Soit qu'il trouvât un sens aux
gestes pathétiques des acteurs, soit qu'il interprétât les sons émis par eux
avec des voix chaudes et pénétrantes, Toogoolor comprit que les amours de deux
jeunes gens étaient contrariées par le chef d'une tribu. Il se passionna pour
leur cause et, faisant un retour sur lui-même, il en vint à pleurer.
Peu à peu, devant ses prunelles
obscurcies par les larmes, un mirage s'étendit. Au lieu des héroïnes inconnues
Bertha et Fidès, il crut apercevoir distinctement la petite Ilignik et la
vieille Ahlangyah.
Au décor des patineurs, ce
tableau d'un paysage neigeux et glacé grandit encore l'hallucination de
Toogoolor. Il se leva, en tendant les bras et en balbutiant avec force des
paroles émues dans sa langue bizarre.
Ce fut un scandale, et des
protestations forcenées s'élevèrent de toutes parts.
En effet, parmi tant de
traditions qui vont se perdant, le peuple a encore le culte du silence au
théâtre autant que dans la chambre des morts.
Toogoolor, violemment tiré par
ses deux compagnons, les regarda l'un après l'autre avec stupeur et, revenu à
la réalité, se rassit paisiblement.
II
Les chagrins, la fatigue, le
changement de climat et les nuits passées dehors auprès du phoque avaient donné
au Netchuk le germe de la phtisie pulmonaire.
Cette grave maladie fit, en
automne, des progrès rapides. Cependant Toogoolor, par une notion instinctive
du devoir professionnel, ne voulut pas suspendre son service.
On put le voir encore, pendant le
mois d'octobre, marcher sans trêve dans son enceinte, sur les feuilles jaunies
des arbres dénudés.
Les visiteurs se faisaient plus
rares de jour en jour, et les enfants sages tourmentaient leurs mamans pour des
distractions nouvelles.
Toogoolor voyait bien que son
modeste rôle touchait à sa fin, et il pensait l'avoir tenu honorablement. Selon
l'habitude des poitrinaires, il s'abusait sur sa position et renaissait à
l'espérance.
Il bâtissait des plans de retour
et ne s'inquiétait pas des obstacles. Parfois il reconquérait tant de confiance
en l'avenir, qu'il s'abandonnait à un rire silencieux, entrecoupé par une toux
sèche.
Il préparait les explications
qu'il aurait à fournir là-bas sur l'emploi de son temps d'absence ; et, avec
une rouerie naïve, il composait des récits mensongers où il accomplissait de
grandes choses.
L'image de la petite Ilignik
était toujours présente à son esprit.
Il avait arrêté la liste des
cadeaux de noce qu'il lui rapporterait.
C'était de la vaisselle, un
bahut, deux chaises de paille, l'éléphant et de la pommade.

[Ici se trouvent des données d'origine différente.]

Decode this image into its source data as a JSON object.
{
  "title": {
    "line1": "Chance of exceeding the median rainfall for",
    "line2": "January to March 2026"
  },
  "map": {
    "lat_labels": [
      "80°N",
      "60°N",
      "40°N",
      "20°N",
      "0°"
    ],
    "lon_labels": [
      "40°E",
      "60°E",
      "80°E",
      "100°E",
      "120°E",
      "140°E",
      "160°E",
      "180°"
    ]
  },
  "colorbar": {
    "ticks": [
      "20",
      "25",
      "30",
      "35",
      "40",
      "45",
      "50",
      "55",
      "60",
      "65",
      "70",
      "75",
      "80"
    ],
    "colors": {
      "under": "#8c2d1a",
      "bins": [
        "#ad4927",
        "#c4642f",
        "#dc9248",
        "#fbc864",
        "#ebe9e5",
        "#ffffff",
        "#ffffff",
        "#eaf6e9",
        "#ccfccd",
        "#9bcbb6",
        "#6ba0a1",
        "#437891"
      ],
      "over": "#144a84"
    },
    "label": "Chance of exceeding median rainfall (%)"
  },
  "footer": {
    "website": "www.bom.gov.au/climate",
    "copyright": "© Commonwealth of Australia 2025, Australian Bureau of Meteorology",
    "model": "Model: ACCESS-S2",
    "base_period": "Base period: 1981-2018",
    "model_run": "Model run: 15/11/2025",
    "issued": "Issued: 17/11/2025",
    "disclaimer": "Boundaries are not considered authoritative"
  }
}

Il emmènerait aussi le phoque
pour ne point laisser de regret derrière lui.
Un matin, ses forces défaillantes
ne lui permirent plus de se lever. Toogoolor accepta cette épreuve comme un
temps de repos nécessaire, avant son grand voyage.
L'agonie sereine dura quelques
jours. A mesure qu'approchait la mort, le jeune homme se fiait davantage à sa
destinée.
A l'infirmier qui, sans
comprendre, hochait la tête en signe d'approbation, il dépeignait son entrée
dans Irgonok en fête. Il entendait des musiques éclatantes au son desquelles
dansaient des patineurs netchuks, dans l'illumination d'une aurore boréale.
Enfin, à la tombée de la nuit, il
expira en murmurant le nom de sa bien-aimée.
Le lendemain, on enferma
soigneusement le beau Toogoolor dans un linceul de grosse toile et on
l'ensevelit à proximité d'un lieu consacré.
En le déshabillant, on avait
trouvé sur son coeur, dans une petite poche de la tunique, des marguerites
desséchées dont les queues avaient été faufilées adroitement le long d'une
carte à jouer. On se perdit en conjectures sur l'origine de ce fétiche, et la
presse en parla.
Quelque temps plus tard, le barnum
américain écrivit à la Société d'Acclimatation pour régler la succession, et
demander qu'on lui expédiât son Esquimau dès qu'il serait empaillé.